Saturday, November 13, 2010

No Longer Necessary to Beat Teams on the Field, Beat them in the Courtroom: FoxSports Reports on Potential Cam Newton Recruiting Issues

Would anyone care about Cam Newton if the Auburn Tigers were 0-10 instead of 10-0?

Fox Sports reports that Mississippi State confirms it notified the SEC about Cam Newton [possible recruiting violation] issues already in January but that it had not provided any documentation until July because it was too busy with other things.

Oh, really? What a despicable world NCAA sports are at the administrative level. Just let the season take its natural course and then pull the rabbit out of the hat in the decisive part of the ongoing college football season.

The NCAA and college football have now entered the painful stage of evolution in the cesspool of hypocrisy that marks college football recruiting and politics, whereby teams no longer beat their opponents on the field but rather in the courtroom, as schools begin to scrutinize opponents for NCAA rule violation infractions in order to take them out of the competition.

USC is already on the sidelines.

Is Auburn next?

What does FBS college football have to do with "amateur" athletics? Virtually nothing.
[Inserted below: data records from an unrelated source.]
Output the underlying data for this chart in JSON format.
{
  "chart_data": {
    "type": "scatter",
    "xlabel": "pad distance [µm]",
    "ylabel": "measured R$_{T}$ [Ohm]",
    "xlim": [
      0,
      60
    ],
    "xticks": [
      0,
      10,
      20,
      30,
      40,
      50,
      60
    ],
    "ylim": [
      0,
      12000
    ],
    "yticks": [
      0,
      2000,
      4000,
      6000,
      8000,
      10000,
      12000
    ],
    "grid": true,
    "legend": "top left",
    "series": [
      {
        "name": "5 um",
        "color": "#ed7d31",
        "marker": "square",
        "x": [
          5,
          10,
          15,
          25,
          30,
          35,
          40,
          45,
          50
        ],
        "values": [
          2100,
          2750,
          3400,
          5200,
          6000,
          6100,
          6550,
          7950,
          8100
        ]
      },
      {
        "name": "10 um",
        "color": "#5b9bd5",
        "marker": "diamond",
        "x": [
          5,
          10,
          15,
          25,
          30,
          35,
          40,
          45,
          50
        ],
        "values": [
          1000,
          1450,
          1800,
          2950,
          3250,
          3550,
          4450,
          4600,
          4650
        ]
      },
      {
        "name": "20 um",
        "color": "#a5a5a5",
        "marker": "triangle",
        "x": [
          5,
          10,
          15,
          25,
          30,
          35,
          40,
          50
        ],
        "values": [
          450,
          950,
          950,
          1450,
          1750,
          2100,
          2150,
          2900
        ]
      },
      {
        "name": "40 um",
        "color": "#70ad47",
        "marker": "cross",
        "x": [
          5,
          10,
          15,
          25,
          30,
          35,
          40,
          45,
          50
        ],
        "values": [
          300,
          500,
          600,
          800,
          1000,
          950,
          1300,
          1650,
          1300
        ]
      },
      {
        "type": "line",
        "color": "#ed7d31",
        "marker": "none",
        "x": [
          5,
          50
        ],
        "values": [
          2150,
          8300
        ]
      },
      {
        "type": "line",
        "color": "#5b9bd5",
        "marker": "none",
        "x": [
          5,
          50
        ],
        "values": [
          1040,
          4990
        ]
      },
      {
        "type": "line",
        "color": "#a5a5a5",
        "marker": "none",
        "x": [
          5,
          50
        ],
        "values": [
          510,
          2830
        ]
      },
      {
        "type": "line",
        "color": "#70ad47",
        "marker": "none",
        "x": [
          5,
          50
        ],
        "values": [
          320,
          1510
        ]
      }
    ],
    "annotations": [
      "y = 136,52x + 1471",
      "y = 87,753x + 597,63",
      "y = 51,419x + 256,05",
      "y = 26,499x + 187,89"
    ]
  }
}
You probably have to go to Division III non-scholarship football to find something that you might want to call an "amateur" sport, and even there, recruiting is a serious business at the top echelons.

At the level of the FBS (former Division I-A), college football is a big business inextricably entwined with commercial enterprises of all sorts, where thousands of corporate employees, administrators and, as allegedly in the Newton case, opportunists reap enormous profits and where a few unlucky young, inexperience, talented and perhaps naive athletic souls are sacrificed for their poor judgment in order to keep up appearances for those who are pulling in salaries running into millions of dollars per year.

Frankly, one should sue the NCAA for fraud for purporting to rule over "amateur" college sports when in fact it is running a vastly commercialized enterprise that is called "amateur" primarily to obtain the tax breaks that the government provides to colleges and universities as alleged non-profit institutions, as they bask in -- in some cases -- billion dollar endowments.

It is all a farce and a sham that such a talented athlete as Cam Newton is another needless victim, regardless of how any blame is ever assessed. The problem is not the athlete, it is the system.

To clean up college sports, you do not go after the athletes and their families, many of whom may be living on the fringe of poverty and looking where their next meal is coming from, or, they, like the rest of college football nation, may be looking to polish their silverware by leveraging their position.

Rather, to clean up college sports, you need to start to conform the rules to the realities and acknowledge that college sports cost money to operate -- so that income must at least match expenses -- and one must take cognizance of the fact that college sports are often a personal financial burden on the gladiators -- I use that term intentionally for college football players and similar athletes in college basketball, baseball, hockey, track & field, golf, etc. GLORY goes to the winner, whether it be in cash, or other rewards, it is all the same principle. Many people compete for the spoils of winning, and, in some cases for the rewards, also, of losing, as weak teams serve as doormats to much stronger teams in order to pad the pocketbooks of their college administration via attendance and TV money.

"Professional" sports developed out of the practice of reimbursing "amateur" players for their expenses and for their loss of time in their jobs. Today we give scholarships ... and more.

What has changed?

If you are not convinced, take a look at the athletic page site of the Mississippi State Bulldogs, the whistleblowers in the Cam Newton case. You have to click the opening page and it takes you to the ticket page, where the word "Purchase" appears SEVEN times, for game tickets, events and miscellaneous shop items. Money is the name of the game. Those who live in glass houses should not throw stones.